N.T. Pensou em CMMI, MPS.br e que tais? Não? Saca só:

Se você é um CMM nível 2 ou superior, lembre-se: os projetos que mais valem a pena são aqueles que o moverão para baixo em sua escala de maturidade.

Você nunca melhora se nunca muda.

O aprendizado é limitado pela capacidade de uma organização em manter seu pessoal.

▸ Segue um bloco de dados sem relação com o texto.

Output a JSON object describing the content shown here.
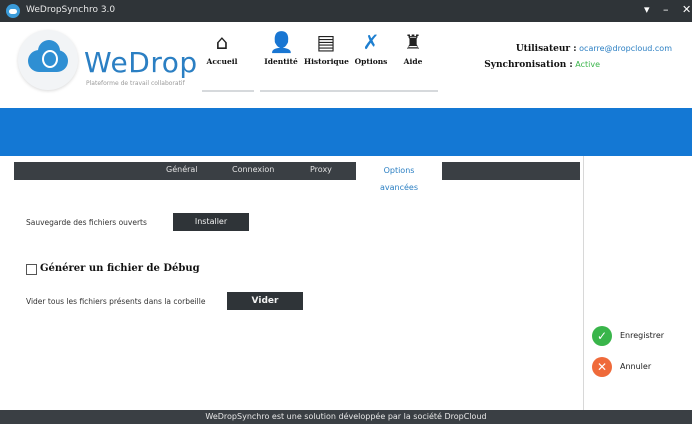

Deve estar enterrada em algum lugar de nossa memória ancestral a noção de que o trabalho deve ser penoso. Se você sente prazer em algo, não deve ser trabalho. Deve ser pecado. E você não deveria estar recebendo por isso. Encontre outra coisa para fazer, algo que realmente se pareça com trabalho. Assim você poderá se sentir entediado, cansado e desiludido como todo mundo.

Notas

  1.  Será que, se fosse escrito hoje, o livro ainda falaria de “Recursos Humanos”? Creio que sim, apesar da ditadura de uma escola neozenbudista que grita aos quatro ventos “não sou recurso” enquanto, no frio da teoria, segue sendo. Toda vez que é contratado para executar um trabalho.
  2. Dias atrás foi publicada uma pesquisa que diz que o brasileiro lê, em média, 4,1 livros por ano. Se tirarmos os livros escolares (obrigatórios?), o número cai para 1,1. Qual será a média de nossos desenvolvedores, analistas e gerentes?
  3. Já tem um tempinho que toco nesse assunto no {FAN}. Só não me lembrava que era inspirado pelo Peopleware. Costumo dizer que o termo “análise custo X benefício” (também apresentado assim: custo-benefício) carrega dois grandes equívocos. O primeiro é matemático. Faça as contas. Acho que faz mais sentido uma divisão, tendo o custo como denominador. Ah, não pretendiam que o termo funcionasse como uma operação? Então compute o terceiro erro. Porque o segundo é outro, de ordem psicológica. Colocando o benefício antes do custo sinalizamos que ele deve merecer mais atenção. A ordem usual (custo X benefício) soa mesquinha. E gera comportamentos mesquinhos. Como daquele cliente que pega sua bela proposta e vai direto para a última página conferir o preço e lamentar: “Isso tudo?”